The killers were part of the Red Eagles, the armed wing affiliated with George Habash’s Popular Front for the Liberation of Palestine (PFLP).

His murder sent shock waves throughout Gaza and Israel. Issam Shawa, Palestinian head of a US aid agency in Gaza, said the murder was particularly shocking because the victim was 'clearly trying to help Gazans and their economy'. It broke an unwritten rule that non-partisan Israelis, such as lawyers and journalists, enjoy immunity from terrorist attacks. The Davar newspaper said that with Feinberg's murder a dream was also murdered. Ian believed that you had to help people, no matter who they were, what their religion, background or political views.

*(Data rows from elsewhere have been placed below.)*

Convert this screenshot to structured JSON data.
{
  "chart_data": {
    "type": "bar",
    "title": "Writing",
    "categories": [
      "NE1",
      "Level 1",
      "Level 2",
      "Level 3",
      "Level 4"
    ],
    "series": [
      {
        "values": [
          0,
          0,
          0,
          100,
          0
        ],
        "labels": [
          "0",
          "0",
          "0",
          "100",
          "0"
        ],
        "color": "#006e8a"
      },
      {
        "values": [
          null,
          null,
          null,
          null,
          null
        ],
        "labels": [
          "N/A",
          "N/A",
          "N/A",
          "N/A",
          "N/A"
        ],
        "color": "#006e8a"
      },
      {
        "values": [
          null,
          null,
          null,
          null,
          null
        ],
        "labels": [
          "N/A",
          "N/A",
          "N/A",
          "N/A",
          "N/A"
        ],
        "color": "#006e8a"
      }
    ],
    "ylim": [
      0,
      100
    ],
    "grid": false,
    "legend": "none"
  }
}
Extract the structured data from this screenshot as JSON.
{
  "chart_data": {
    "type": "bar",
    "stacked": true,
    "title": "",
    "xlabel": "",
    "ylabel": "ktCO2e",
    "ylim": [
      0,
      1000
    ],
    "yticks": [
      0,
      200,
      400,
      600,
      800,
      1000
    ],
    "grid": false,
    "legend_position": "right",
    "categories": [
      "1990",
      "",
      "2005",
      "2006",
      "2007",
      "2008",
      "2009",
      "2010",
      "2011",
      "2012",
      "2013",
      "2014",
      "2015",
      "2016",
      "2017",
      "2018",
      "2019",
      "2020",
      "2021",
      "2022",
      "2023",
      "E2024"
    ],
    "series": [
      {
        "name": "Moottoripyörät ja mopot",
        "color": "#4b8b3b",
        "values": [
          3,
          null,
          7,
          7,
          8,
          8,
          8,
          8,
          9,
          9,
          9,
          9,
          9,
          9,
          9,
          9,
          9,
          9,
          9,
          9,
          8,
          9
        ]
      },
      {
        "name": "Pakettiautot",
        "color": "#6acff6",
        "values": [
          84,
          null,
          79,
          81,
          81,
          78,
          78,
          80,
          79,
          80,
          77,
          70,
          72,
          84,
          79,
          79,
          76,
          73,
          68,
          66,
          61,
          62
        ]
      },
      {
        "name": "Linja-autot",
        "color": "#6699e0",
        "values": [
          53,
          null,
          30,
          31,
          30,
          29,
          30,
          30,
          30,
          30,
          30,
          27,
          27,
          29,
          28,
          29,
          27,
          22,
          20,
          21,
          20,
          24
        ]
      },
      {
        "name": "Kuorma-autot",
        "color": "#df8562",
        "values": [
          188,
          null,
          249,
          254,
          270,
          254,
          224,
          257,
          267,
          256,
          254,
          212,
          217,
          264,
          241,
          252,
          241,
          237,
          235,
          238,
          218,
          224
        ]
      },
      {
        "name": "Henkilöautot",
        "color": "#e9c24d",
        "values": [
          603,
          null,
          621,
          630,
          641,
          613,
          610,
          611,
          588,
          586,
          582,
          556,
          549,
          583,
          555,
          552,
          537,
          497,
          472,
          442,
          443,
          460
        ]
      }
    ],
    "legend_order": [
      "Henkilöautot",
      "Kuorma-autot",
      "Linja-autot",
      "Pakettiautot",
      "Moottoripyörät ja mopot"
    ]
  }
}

His sister, Gila Molcho said that he believed in people and that by bringing work to Gaza he would be improving their quality of life. He didn't worry about working in Gaza and never imagined that someone would attack him in the office because of his work.

== Murderers ==
- Rafat Ali Muhammad Aruqi knew Feinberg personally. He was arrested in May 1993 and given a life sentence for his role in Feinberg's murder. He was released in 2011 as part of the prisoner exchange that freed IDF soldier Gilad Shalit who was held by Hamas in Gaza for five years.

- Omar Issa Masoud was working as a guard at the European Union building where Feinberg was volunteering. He was the main murderer and wielded the hatchet. He was arrested shortly after the murder and sentenced to 90 years in prison. He was released in 2013 in a prisoner exchange connected to a four-stage prisoner release deal.

- Yusef Abed al-Al was imprisoned in 1994 as an accessory to Ian's murder for providing information to the murderers and for carrying out several grenade attacks and murdering Sami Ramadan. He was sentenced to 22 years imprisonment. He was one of twenty six prisoners released in August 2013 as part of a confidence-building measure aimed at bolstering renewed Palestinian-Israeli peace negotiations.

== Burial ==
He is buried in the Kiryat Shaul cemetery in Tel Aviv in a special section for terrorist victims.